Refractive Surgery Unit of the Ophthalmology Department of Unidade Local de Saúde de Santo António (ULSSA), a tertiary hospital in Oporto, Portugal.

Methods

Retrospective analysis of eyes previously submitted to ICL implantation between July 2022 and November 2023. Examinations took place prior to surgery and after three to six months with Anterion SS-OCT. Vault size was manually measured. Scleral spur location, anterior lens surface and iris contour segmentation were manually confirmed and edited after automatic processing. Multivariable linear regression analysis was performed to examine the association between crystalline lens vault, ICL size, lens power, white-to-white (WTW) distance, anterior aqueous depth (AQD), central corneal thickness (CCT), pupillary diameter, scleral spur angle at 750 µm (SSA750), and postoperative ICL vault and SSA750.

Results

Thirty-nine eyes of 22 patients were included. Mean age was 31.5±5.9 years old and 70.0% were women. The multivariable linear regression analysis revealed significant associations between preoperative crystalline lens vault and postoperative ICL vault (β=-0.321, p=0.005). After adjusting for the other covariates, a linear regression model including crystalline lens vault (β=-0.584, p = 0.005) and preoperative SSA750 (β=-0.584, p = 0.005) showed the best fit.

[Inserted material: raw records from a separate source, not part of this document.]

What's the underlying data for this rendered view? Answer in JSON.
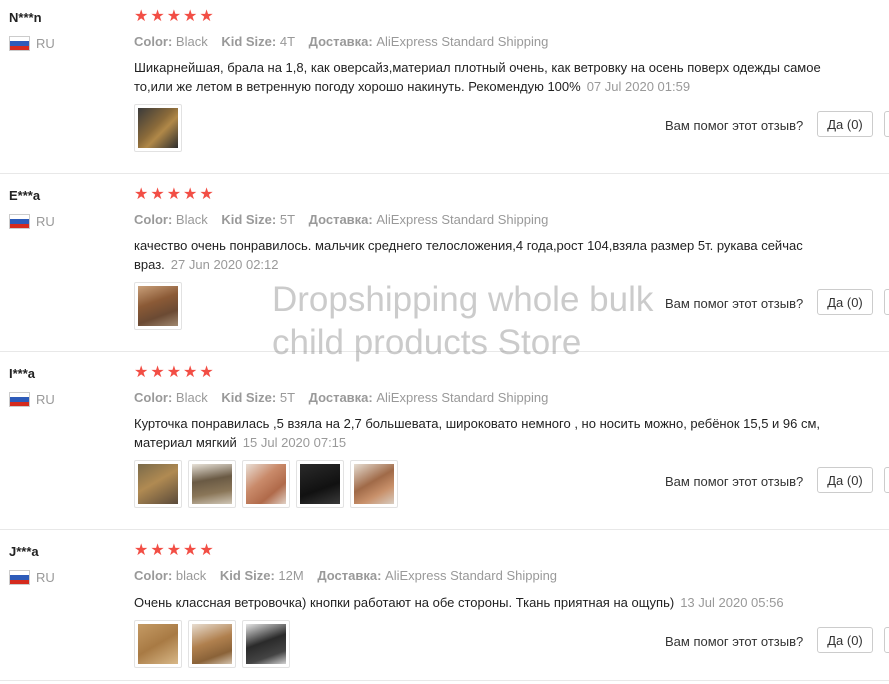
{
  "labels": {
    "color": "Color:",
    "kid_size": "Kid Size:",
    "delivery": "Доставка:",
    "helpful": "Вам помог этот отзыв?"
  },
  "reviews": [
    {
      "user": "N***n",
      "country": "RU",
      "stars": 5,
      "color": "Black",
      "size": "4T",
      "shipping": "AliExpress Standard Shipping",
      "text": "Шикарнейшая, брала на 1,8, как оверсайз,материал плотный очень, как ветровку на осень поверх одежды самое то,или же летом в ветренную погоду хорошо накинуть. Рекомендую 100%",
      "date": "07 Jul 2020 01:59",
      "yes_label": "Да (0)",
      "photos": [
        "photo-1"
      ]
    },
    {
      "user": "E***a",
      "country": "RU",
      "stars": 5,
      "color": "Black",
      "size": "5T",
      "shipping": "AliExpress Standard Shipping",
      "text": "качество очень понравилось. мальчик среднего телосложения,4 года,рост 104,взяла размер 5т. рукава сейчас враз.",
      "date": "27 Jun 2020 02:12",
      "yes_label": "Да (0)",
      "photos": [
        "photo-1"
      ]
    },
    {
      "user": "I***a",
      "country": "RU",
      "stars": 5,
      "color": "Black",
      "size": "5T",
      "shipping": "AliExpress Standard Shipping",
      "text": "Курточка понравилась ,5 взяла на 2,7 большевата, широковато немного , но носить можно, ребёнок 15,5 и 96 см, материал мягкий",
      "date": "15 Jul 2020 07:15",
      "yes_label": "Да (0)",
      "photos": [
        "photo-1",
        "photo-2",
        "photo-3",
        "photo-4",
        "photo-5"
      ]
    },
    {
      "user": "J***a",
      "country": "RU",
      "stars": 5,
      "color": "black",
      "size": "12M",
      "shipping": "AliExpress Standard Shipping",
      "text": "Очень классная ветровочка) кнопки работают на обе стороны. Ткань приятная на ощупь)",
      "date": "13 Jul 2020 05:56",
      "yes_label": "Да (0)",
      "photos": [
        "photo-1",
        "photo-2",
        "photo-3"
      ]
    }
  ],
  "watermark": {
    "line1": "Dropshipping whole bulk",
    "line2": "child products Store"
  },
  "colors": {
    "star": "#f24e45",
    "muted": "#999999",
    "flag_white": "#ffffff",
    "flag_blue": "#2d5bb9",
    "flag_red": "#d52b1e"
  }
}
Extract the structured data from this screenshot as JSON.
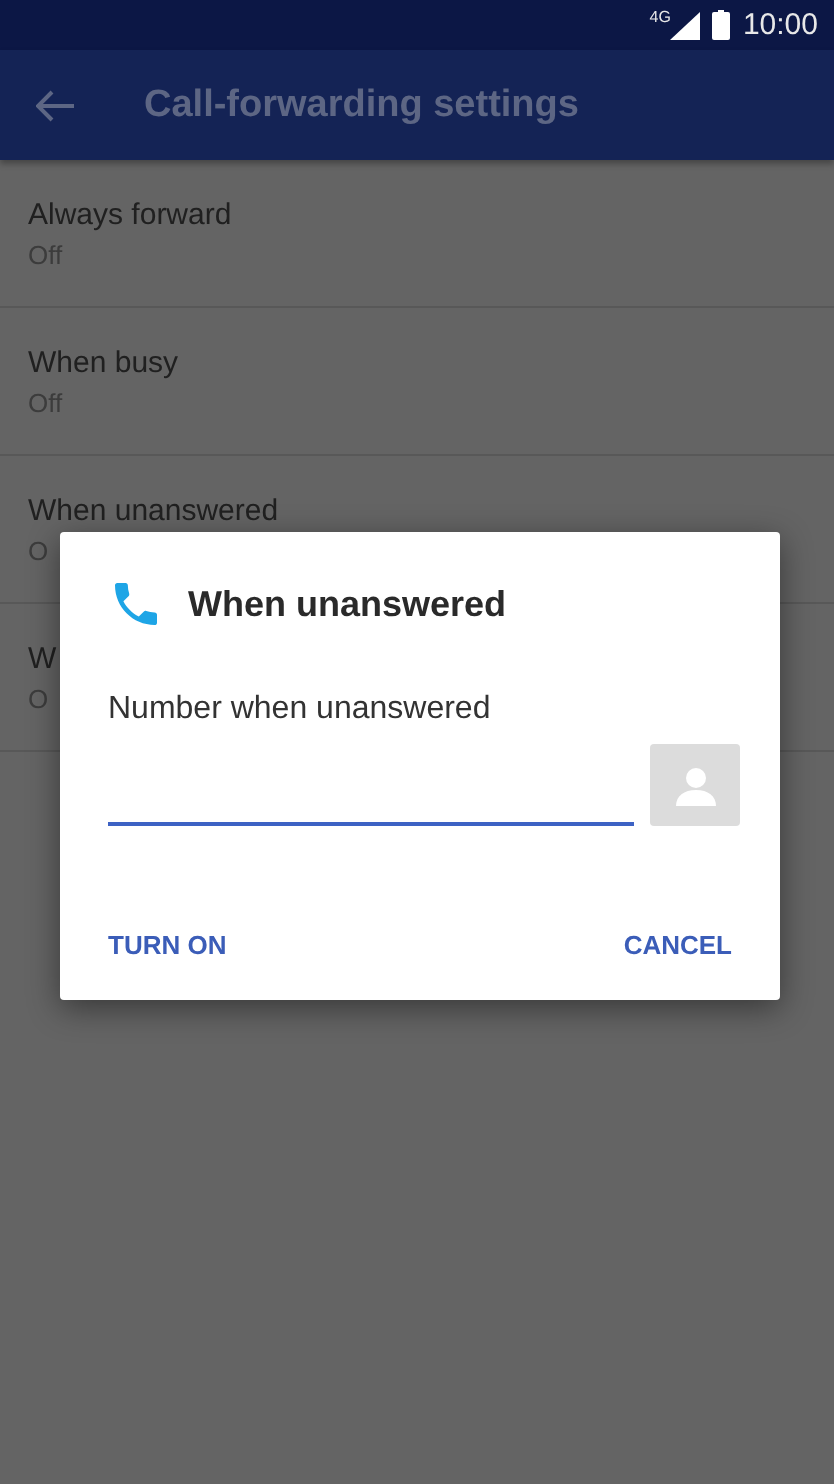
{
  "status_bar": {
    "network": "4G",
    "time": "10:00"
  },
  "app_bar": {
    "title": "Call-forwarding settings"
  },
  "settings": [
    {
      "title": "Always forward",
      "status": "Off"
    },
    {
      "title": "When busy",
      "status": "Off"
    },
    {
      "title": "When unanswered",
      "status": "O"
    },
    {
      "title": "W",
      "status": "O"
    }
  ],
  "dialog": {
    "title": "When unanswered",
    "label": "Number when unanswered",
    "buttons": [
      "TURN ON",
      "CANCEL"
    ]
  }
}
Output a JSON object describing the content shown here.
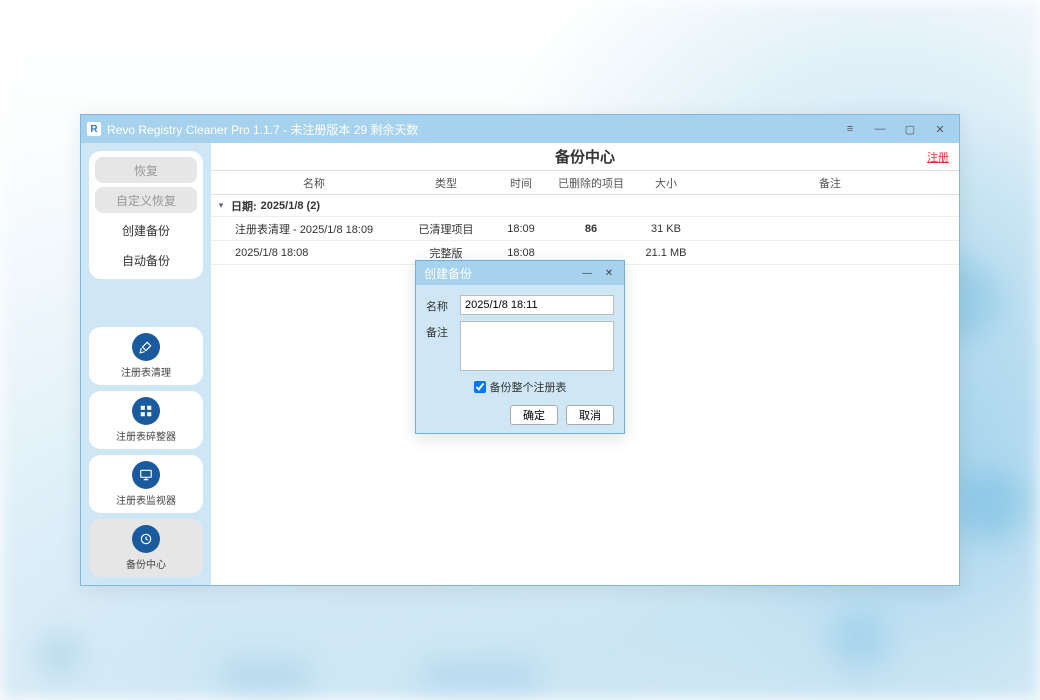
{
  "window": {
    "title": "Revo Registry Cleaner Pro 1.1.7 - 未注册版本 29 剩余天数"
  },
  "sidebar_top": {
    "restore": "恢复",
    "custom_restore": "自定义恢复",
    "create_backup": "创建备份",
    "auto_backup": "自动备份"
  },
  "nav": {
    "cleaner": "注册表清理",
    "defrag": "注册表碎整器",
    "monitor": "注册表监视器",
    "backup": "备份中心"
  },
  "main": {
    "title": "备份中心",
    "register": "注册"
  },
  "columns": {
    "name": "名称",
    "type": "类型",
    "time": "时间",
    "deleted": "已删除的项目",
    "size": "大小",
    "note": "备注"
  },
  "group": {
    "label_prefix": "日期:",
    "label_value": "2025/1/8  (2)"
  },
  "rows": [
    {
      "name": "注册表清理 - 2025/1/8 18:09",
      "type": "已清理项目",
      "time": "18:09",
      "deleted": "86",
      "size": "31 KB"
    },
    {
      "name": "2025/1/8 18:08",
      "type": "完整版",
      "time": "18:08",
      "deleted": "",
      "size": "21.1 MB"
    }
  ],
  "dialog": {
    "title": "创建备份",
    "name_label": "名称",
    "name_value": "2025/1/8 18:11",
    "note_label": "备注",
    "checkbox": "备份整个注册表",
    "ok": "确定",
    "cancel": "取消"
  }
}
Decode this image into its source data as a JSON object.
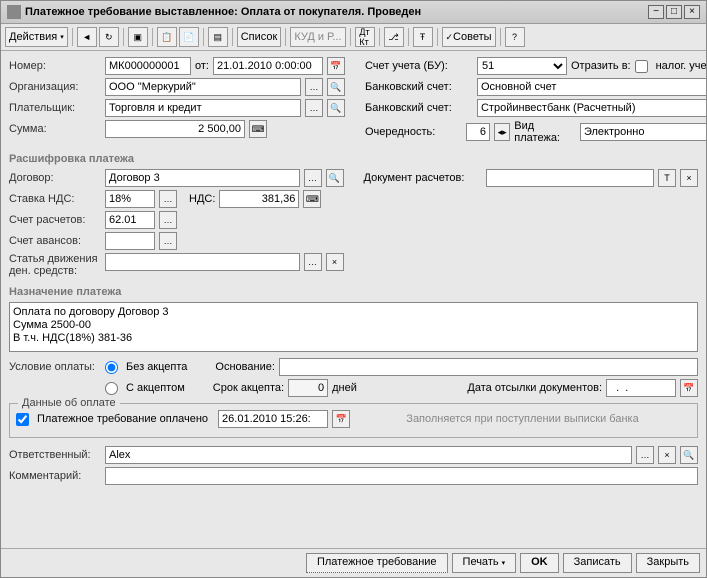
{
  "title": "Платежное требование выставленное: Оплата от покупателя. Проведен",
  "toolbar": {
    "actions": "Действия",
    "list": "Список",
    "kudir": "КУД и Р...",
    "advice": "Советы"
  },
  "left": {
    "number_lbl": "Номер:",
    "number": "МК000000001",
    "from_lbl": "от:",
    "date": "21.01.2010 0:00:00",
    "org_lbl": "Организация:",
    "org": "ООО \"Меркурий\"",
    "payer_lbl": "Плательщик:",
    "payer": "Торговля и кредит",
    "sum_lbl": "Сумма:",
    "sum": "2 500,00"
  },
  "right": {
    "account_lbl": "Счет учета (БУ):",
    "account": "51",
    "reflect_lbl": "Отразить в:",
    "tax_lbl": "налог. учете",
    "bank1_lbl": "Банковский счет:",
    "bank1": "Основной счет",
    "bank2_lbl": "Банковский счет:",
    "bank2": "Стройинвестбанк (Расчетный)",
    "priority_lbl": "Очередность:",
    "priority": "6",
    "paytype_lbl": "Вид платежа:",
    "paytype": "Электронно"
  },
  "decode_hdr": "Расшифровка платежа",
  "decode": {
    "contract_lbl": "Договор:",
    "contract": "Договор 3",
    "calcdoc_lbl": "Документ расчетов:",
    "calcdoc": "",
    "vatrate_lbl": "Ставка НДС:",
    "vatrate": "18%",
    "vat_lbl": "НДС:",
    "vat": "381,36",
    "calcacc_lbl": "Счет расчетов:",
    "calcacc": "62.01",
    "advacc_lbl": "Счет авансов:",
    "advacc": "",
    "flowitem_lbl": "Статья движения ден. средств:",
    "flowitem": ""
  },
  "purpose_hdr": "Назначение платежа",
  "purpose": "Оплата по договору Договор 3\nСумма 2500-00\nВ т.ч. НДС(18%) 381-36",
  "paycond": {
    "lbl": "Условие оплаты:",
    "no_accept": "Без акцепта",
    "with_accept": "С акцептом",
    "basis_lbl": "Основание:",
    "accept_term_lbl": "Срок акцепта:",
    "accept_term": "0",
    "days": "дней",
    "senddate_lbl": "Дата отсылки документов:",
    "senddate": "  .  .    "
  },
  "paydata": {
    "legend": "Данные об оплате",
    "paid_lbl": "Платежное требование оплачено",
    "paid_date": "26.01.2010 15:26:",
    "note": "Заполняется при поступлении выписки банка"
  },
  "resp_lbl": "Ответственный:",
  "resp": "Alex",
  "comment_lbl": "Комментарий:",
  "comment": "",
  "footer": {
    "doc": "Платежное требование",
    "print": "Печать",
    "ok": "OK",
    "save": "Записать",
    "close": "Закрыть"
  }
}
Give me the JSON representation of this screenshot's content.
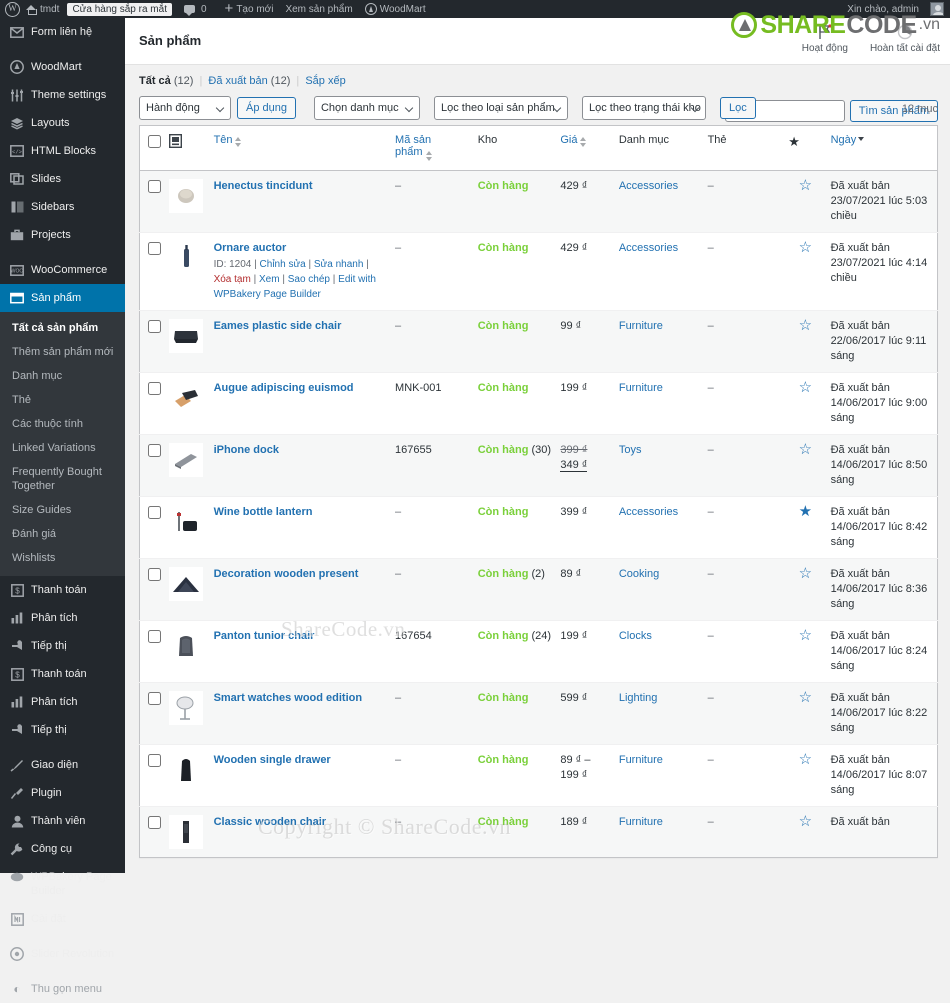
{
  "adminbar": {
    "wp_logo_icon": "wordpress-logo-icon",
    "site_name": "tmdt",
    "coming_soon_badge": "Cửa hàng sắp ra mắt",
    "comments_count": "0",
    "new_label": "Tạo mới",
    "view_shop_label": "Xem sản phẩm",
    "woodmart_label": "WoodMart",
    "howdy": "Xin chào, admin"
  },
  "sidebar": {
    "items": [
      {
        "label": "Form liên hệ",
        "icon": "envelope-icon",
        "current": false,
        "sep_after": true
      },
      {
        "label": "WoodMart",
        "icon": "woodmart-icon",
        "current": false,
        "sep_after": false
      },
      {
        "label": "Theme settings",
        "icon": "sliders-icon",
        "current": false,
        "sep_after": false
      },
      {
        "label": "Layouts",
        "icon": "layers-icon",
        "current": false,
        "sep_after": false
      },
      {
        "label": "HTML Blocks",
        "icon": "code-block-icon",
        "current": false,
        "sep_after": false
      },
      {
        "label": "Slides",
        "icon": "slides-icon",
        "current": false,
        "sep_after": false
      },
      {
        "label": "Sidebars",
        "icon": "sidebar-icon",
        "current": false,
        "sep_after": false
      },
      {
        "label": "Projects",
        "icon": "briefcase-icon",
        "current": false,
        "sep_after": true
      },
      {
        "label": "WooCommerce",
        "icon": "woo-icon",
        "current": false,
        "sep_after": false
      },
      {
        "label": "Sản phẩm",
        "icon": "products-box-icon",
        "current": true,
        "sep_after": false
      }
    ],
    "submenu": [
      {
        "label": "Tất cả sản phẩm",
        "current": true
      },
      {
        "label": "Thêm sản phẩm mới",
        "current": false
      },
      {
        "label": "Danh mục",
        "current": false
      },
      {
        "label": "Thẻ",
        "current": false
      },
      {
        "label": "Các thuộc tính",
        "current": false
      },
      {
        "label": "Linked Variations",
        "current": false
      },
      {
        "label": "Frequently Bought Together",
        "current": false
      },
      {
        "label": "Size Guides",
        "current": false
      },
      {
        "label": "Đánh giá",
        "current": false
      },
      {
        "label": "Wishlists",
        "current": false
      }
    ],
    "items_after": [
      {
        "label": "Thanh toán",
        "icon": "payment-icon",
        "current": false,
        "sep_after": false
      },
      {
        "label": "Phân tích",
        "icon": "analytics-bars-icon",
        "current": false,
        "sep_after": false
      },
      {
        "label": "Tiếp thị",
        "icon": "megaphone-icon",
        "current": false,
        "sep_after": false
      },
      {
        "label": "Thanh toán",
        "icon": "payment-icon",
        "current": false,
        "sep_after": false
      },
      {
        "label": "Phân tích",
        "icon": "analytics-bars-icon",
        "current": false,
        "sep_after": false
      },
      {
        "label": "Tiếp thị",
        "icon": "megaphone-icon",
        "current": false,
        "sep_after": true
      },
      {
        "label": "Giao diện",
        "icon": "appearance-brush-icon",
        "current": false,
        "sep_after": false
      },
      {
        "label": "Plugin",
        "icon": "plugin-icon",
        "current": false,
        "sep_after": false
      },
      {
        "label": "Thành viên",
        "icon": "user-icon",
        "current": false,
        "sep_after": false
      },
      {
        "label": "Công cụ",
        "icon": "wrench-icon",
        "current": false,
        "sep_after": false
      },
      {
        "label": "WPBakery Page Builder",
        "icon": "wpbakery-icon",
        "current": false,
        "sep_after": false
      },
      {
        "label": "Cài đặt",
        "icon": "settings-gear-icon",
        "current": false,
        "sep_after": true
      },
      {
        "label": "Slider Revolution",
        "icon": "slider-revolution-icon",
        "current": false,
        "sep_after": false
      }
    ],
    "collapse_label": "Thu gọn menu",
    "collapse_icon": "collapse-arrow-icon"
  },
  "header": {
    "page_title": "Sản phẩm",
    "icon_buttons": [
      {
        "label": "Hoạt động",
        "icon": "flag-icon"
      },
      {
        "label": "Hoàn tất cài đặt",
        "icon": "progress-circle-icon"
      }
    ]
  },
  "views": {
    "all_label": "Tất cả",
    "all_count": "(12)",
    "published_label": "Đã xuất bản",
    "published_count": "(12)",
    "sort_label": "Sắp xếp"
  },
  "search": {
    "value": "",
    "placeholder": "",
    "button_label": "Tìm sản phẩm"
  },
  "tablenav": {
    "bulk_action_label": "Hành động",
    "apply_label": "Áp dụng",
    "category_filter_label": "Chọn danh mục",
    "product_type_filter_label": "Lọc theo loại sản phẩm",
    "stock_status_filter_label": "Lọc theo trạng thái kho",
    "filter_button_label": "Lọc",
    "displaying_num": "12 mục"
  },
  "table": {
    "columns": {
      "thumb": "",
      "name": "Tên",
      "sku": "Mã sản phẩm",
      "stock": "Kho",
      "price": "Giá",
      "category": "Danh mục",
      "tag": "Thẻ",
      "featured": "★",
      "date": "Ngày"
    },
    "rows": [
      {
        "title": "Henectus tincidunt",
        "sku": "–",
        "stock": "Còn hàng",
        "stock_qty": "",
        "price": "429 ₫",
        "price_old": "",
        "category": "Accessories",
        "tag": "–",
        "featured": false,
        "date_status": "Đã xuất bản",
        "date": "23/07/2021 lúc 5:03 chiều",
        "actions": null
      },
      {
        "title": "Ornare auctor",
        "sku": "–",
        "stock": "Còn hàng",
        "stock_qty": "",
        "price": "429 ₫",
        "price_old": "",
        "category": "Accessories",
        "tag": "–",
        "featured": false,
        "date_status": "Đã xuất bản",
        "date": "23/07/2021 lúc 4:14 chiều",
        "actions": {
          "id_label": "ID: 1204",
          "edit": "Chỉnh sửa",
          "quick_edit": "Sửa nhanh",
          "trash": "Xóa tạm",
          "view": "Xem",
          "duplicate": "Sao chép",
          "edit_with": "Edit with WPBakery Page Builder"
        }
      },
      {
        "title": "Eames plastic side chair",
        "sku": "–",
        "stock": "Còn hàng",
        "stock_qty": "",
        "price": "99 ₫",
        "price_old": "",
        "category": "Furniture",
        "tag": "–",
        "featured": false,
        "date_status": "Đã xuất bản",
        "date": "22/06/2017 lúc 9:11 sáng",
        "actions": null
      },
      {
        "title": "Augue adipiscing euismod",
        "sku": "MNK-001",
        "stock": "Còn hàng",
        "stock_qty": "",
        "price": "199 ₫",
        "price_old": "",
        "category": "Furniture",
        "tag": "–",
        "featured": false,
        "date_status": "Đã xuất bản",
        "date": "14/06/2017 lúc 9:00 sáng",
        "actions": null
      },
      {
        "title": "iPhone dock",
        "sku": "167655",
        "stock": "Còn hàng",
        "stock_qty": "(30)",
        "price": "349 ₫",
        "price_old": "399 ₫",
        "category": "Toys",
        "tag": "–",
        "featured": false,
        "date_status": "Đã xuất bản",
        "date": "14/06/2017 lúc 8:50 sáng",
        "actions": null
      },
      {
        "title": "Wine bottle lantern",
        "sku": "–",
        "stock": "Còn hàng",
        "stock_qty": "",
        "price": "399 ₫",
        "price_old": "",
        "category": "Accessories",
        "tag": "–",
        "featured": true,
        "date_status": "Đã xuất bản",
        "date": "14/06/2017 lúc 8:42 sáng",
        "actions": null
      },
      {
        "title": "Decoration wooden present",
        "sku": "–",
        "stock": "Còn hàng",
        "stock_qty": "(2)",
        "price": "89 ₫",
        "price_old": "",
        "category": "Cooking",
        "tag": "–",
        "featured": false,
        "date_status": "Đã xuất bản",
        "date": "14/06/2017 lúc 8:36 sáng",
        "actions": null
      },
      {
        "title": "Panton tunior chair",
        "sku": "167654",
        "stock": "Còn hàng",
        "stock_qty": "(24)",
        "price": "199 ₫",
        "price_old": "",
        "category": "Clocks",
        "tag": "–",
        "featured": false,
        "date_status": "Đã xuất bản",
        "date": "14/06/2017 lúc 8:24 sáng",
        "actions": null
      },
      {
        "title": "Smart watches wood edition",
        "sku": "–",
        "stock": "Còn hàng",
        "stock_qty": "",
        "price": "599 ₫",
        "price_old": "",
        "category": "Lighting",
        "tag": "–",
        "featured": false,
        "date_status": "Đã xuất bản",
        "date": "14/06/2017 lúc 8:22 sáng",
        "actions": null
      },
      {
        "title": "Wooden single drawer",
        "sku": "–",
        "stock": "Còn hàng",
        "stock_qty": "",
        "price": "89 ₫ – 199 ₫",
        "price_old": "",
        "category": "Furniture",
        "tag": "–",
        "featured": false,
        "date_status": "Đã xuất bản",
        "date": "14/06/2017 lúc 8:07 sáng",
        "actions": null
      },
      {
        "title": "Classic wooden chair",
        "sku": "–",
        "stock": "Còn hàng",
        "stock_qty": "",
        "price": "189 ₫",
        "price_old": "",
        "category": "Furniture",
        "tag": "–",
        "featured": false,
        "date_status": "Đã xuất bản",
        "date": "",
        "actions": null
      }
    ]
  },
  "watermarks": {
    "middle": "ShareCode.vn",
    "bottom": "Copyright © ShareCode.vn",
    "logo_share": "SHARE",
    "logo_code": "CODE",
    "logo_tld": ".vn"
  },
  "colors": {
    "admin_bar": "#23282d",
    "sidebar": "#23282d",
    "submenu": "#32373c",
    "accent_blue": "#0073aa",
    "link_blue": "#2271b1",
    "instock_green": "#7ad03a",
    "trash_red": "#b32d2e",
    "logo_green": "#76bc21"
  }
}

Preoperative crystalline lens vault also showed to be the best single predictor of the percentage of reduction in SSA750 after surgery (β=-0.321, p=0.005).

Conclusions

Our findings underscore the importance of preoperative crystalline lens vault and angle measurements in predicting postoperative variation in scleral spur angle and ICL vault. Preoperative crystalline lens vault emerged as the strongest predictor of the percentage of reduction in scleral spur angle after surgery. Preoperative crystalline lens vault and SSA750 showed superior predictive accuracy for postoperative ICL vault and, in our model, WTW was not correlated with ICL vault, despite its association with lens size selection. Our results suggest that the measurement of crystalline lens vault and angle by OCT may be more important than WTW in predicting ICL vault and should be included in the preoperative study for the choice of lens size.